A polarização brasileira não se resolve nas urnas

Um país politicamente dividido. Essa é a imagem que se impôs ao Brasil nos últimos anos. A sensação de ruptura atravessa famílias, ambientes de trabalho e relações pessoais. Conforme revelam dados publicados em 2026 pela Ipsos, empresa multinacional de pesquisa de mercados, 57% dos brasileiros percebem mais prejuízos do que benefícios na polarização política, 58% avaliam que ela enfraquece a democracia e 72% se sentem incomodados[1].

Logo, não se trata mais apenas de discordância política, mas de verdadeiro antagonismo.
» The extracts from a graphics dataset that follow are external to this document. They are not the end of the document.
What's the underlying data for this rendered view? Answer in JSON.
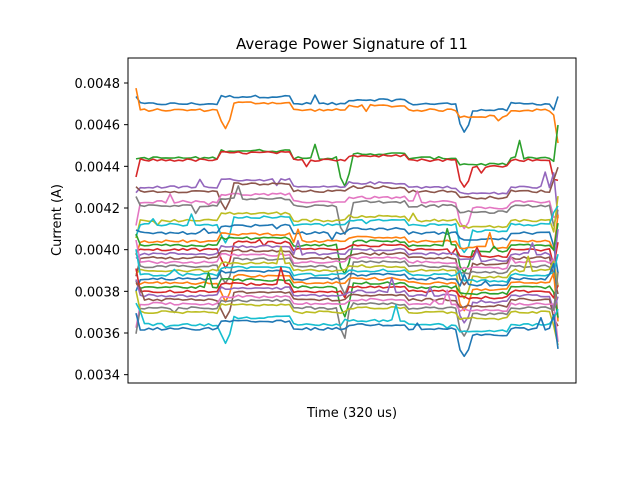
{
  "chart_data": {
    "type": "line",
    "title": "Average Power Signature of 11",
    "xlabel": "Time (320 us)",
    "ylabel": "Current (A)",
    "x_ticks_shown": false,
    "ylim": [
      0.00336,
      0.00492
    ],
    "y_ticks": [
      "0.0034",
      "0.0036",
      "0.0038",
      "0.0040",
      "0.0042",
      "0.0044",
      "0.0046",
      "0.0048"
    ],
    "grid": false,
    "legend": "none",
    "n_points": 100,
    "series_colors": [
      "#1f77b4",
      "#ff7f0e",
      "#2ca02c",
      "#d62728",
      "#9467bd",
      "#8c564b",
      "#e377c2",
      "#7f7f7f",
      "#bcbd22",
      "#17becf"
    ],
    "series_levels": [
      0.0047,
      0.00467,
      0.00444,
      0.00443,
      0.0043,
      0.00428,
      0.00423,
      0.00421,
      0.00414,
      0.00412,
      0.00408,
      0.00404,
      0.00402,
      0.004,
      0.00398,
      0.00396,
      0.00394,
      0.00392,
      0.0039,
      0.00388,
      0.00386,
      0.00384,
      0.00382,
      0.0038,
      0.00378,
      0.00376,
      0.00374,
      0.00372,
      0.0037,
      0.00364,
      0.00362
    ]
  }
}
Nesse contexto, assisti recentemente à palestra de Bruno Garschagen, cientista político, escritor e professor, que explorou um caminho ainda pouco debatido: no Brasil, a possibilidade de transformações políticas positivas não reside em arranjos partidários ou reformas estruturais do Estado, mas na mudança interna de cada brasileiro que transcende a dinâmica de confronto[2].

De maneira geral, o discurso dominante atribui toda e qualquer crise brasileira a más escolhas eleitorais ou à falta de reformas institucionais adequadas. Todavia, essa análise se revela frágil, pois trata a questão como um problema meramente partidário ou conjuntural e não enfrenta as suas verdadeiras causas.
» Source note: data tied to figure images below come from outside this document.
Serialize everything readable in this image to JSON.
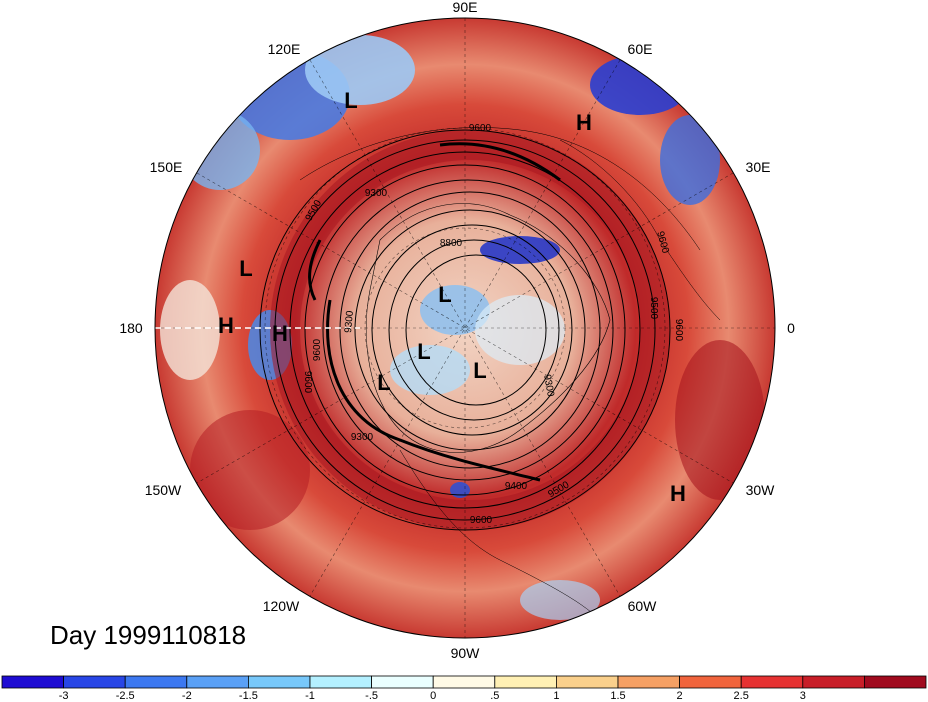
{
  "title": "Day 1999110818",
  "longitude_labels": [
    "90E",
    "120E",
    "60E",
    "150E",
    "30E",
    "180",
    "0",
    "150W",
    "30W",
    "120W",
    "60W",
    "90W"
  ],
  "pressure_centers": [
    {
      "type": "L"
    },
    {
      "type": "H"
    },
    {
      "type": "L"
    },
    {
      "type": "H"
    },
    {
      "type": "H"
    },
    {
      "type": "L"
    },
    {
      "type": "L"
    },
    {
      "type": "L"
    },
    {
      "type": "L"
    },
    {
      "type": "H"
    }
  ],
  "contour_labels": [
    "9600",
    "9300",
    "9500",
    "8800",
    "9600",
    "9500",
    "9600",
    "9300",
    "9300",
    "9400",
    "9500",
    "9600",
    "9600",
    "9600",
    "9300"
  ],
  "colorbar": {
    "colors": [
      "#1e0cd2",
      "#2846e6",
      "#3c78f0",
      "#5aa0f5",
      "#78c8fa",
      "#b4f0ff",
      "#eaffff",
      "#fffae6",
      "#fff0b4",
      "#fad08c",
      "#f5a064",
      "#f0643c",
      "#e63232",
      "#c81e28",
      "#a00a1e"
    ],
    "labels": [
      "-3",
      "-2.5",
      "-2",
      "-1.5",
      "-1",
      "-.5",
      "0",
      ".5",
      "1",
      "1.5",
      "2",
      "2.5",
      "3"
    ]
  }
}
Segundo Garschagen, a desordem política brasileira não é um fenômeno recente. A República nasceu em 1889 a partir de um golpe militar e sem participação popular. Desde então, o país acumulou rupturas institucionais, governos autoritários e crises recorrentes, porque o modelo republicano presidencialista adotado no Brasil estabeleceu incentivos que atraem à política não os melhores indivíduos, mas os mais dispostos a utilizar o Estado em benefício próprio e de aliados.

Por esse motivo, reformas estruturais ou escolhas pontuais de políticos não são capazes de corrigir o vício original da República brasileira, que compromete a estabilidade do próprio sistema.

Diante dessa realidade, Garschagen argumentou que cresce o sentimento difuso em todas as camadas sociais de que o Brasil precisa ser política e institucionalmente refundado. Embora compreensível, esse impulso tende a ser direcionado de forma inadequada aos Poderes Executivo, Judiciário e Legislativo.

Para o palestrante, o foco da mudança deve estar naquilo sob o alcance de cada um: saúde, trabalho e família, que formam o núcleo essencial da vida cotidiana. Isso porque quando o sentido da existência é transferido para a política, perde-se o controle do que realmente importa.

Como a política é instável e, muitas vezes, incontrolável, o envolvimento emocional excessivo com ela corrói exatamente as áreas sobre as quais as pessoas possuem um dever direto de cuidado e leva à deterioração das relações familiares e pessoais.

Essa abordagem também deve se aplicar ao ambiente empresarial. Como alertou Garschagen, nenhum fato chega neutro ao público e toda notícia carrega o viés político de quem a produz. Diante disso, o uso estratégico do conhecimento político exige distanciamento emocional e leitura crítica.

Ao mesmo tempo, essa postura não significa que os empresários não devam atuar para a construção de um ambiente de negócios mais estável, mas encoraja um engajamento despido de paixões ideológicas e que favoreça a articulação responsável entre segmentos econômicos e sociais.

Nesse sentido, iniciativas como o Espírito Santo em Ação, o IBEF-ES e o Instituto Líderes do Amanhã confirmam que, quando precedida de organização, responsabilidade e compromisso coletivo, a sociedade oferece a sua melhor contribuição para a política.

Em síntese, a palestra de Garschagen deixa a importante mensagem de que a política não deve ocupar o centro das vidas das pessoas. Enquanto se buscar a salvação em partidos, líderes ou reformas isoladas, a polarização seguirá intacta.

Assim, qualquer mudança duradoura começa na responsabilidade individual, na transformação pessoal, no cuidado com o que é próximo, isto é, nas esferas em que o discurso político raramente chega. Por tudo isso, a pergunta fundamental deixa de ser em quem se vota, mas quem cada pessoa se torna enquanto cidadã.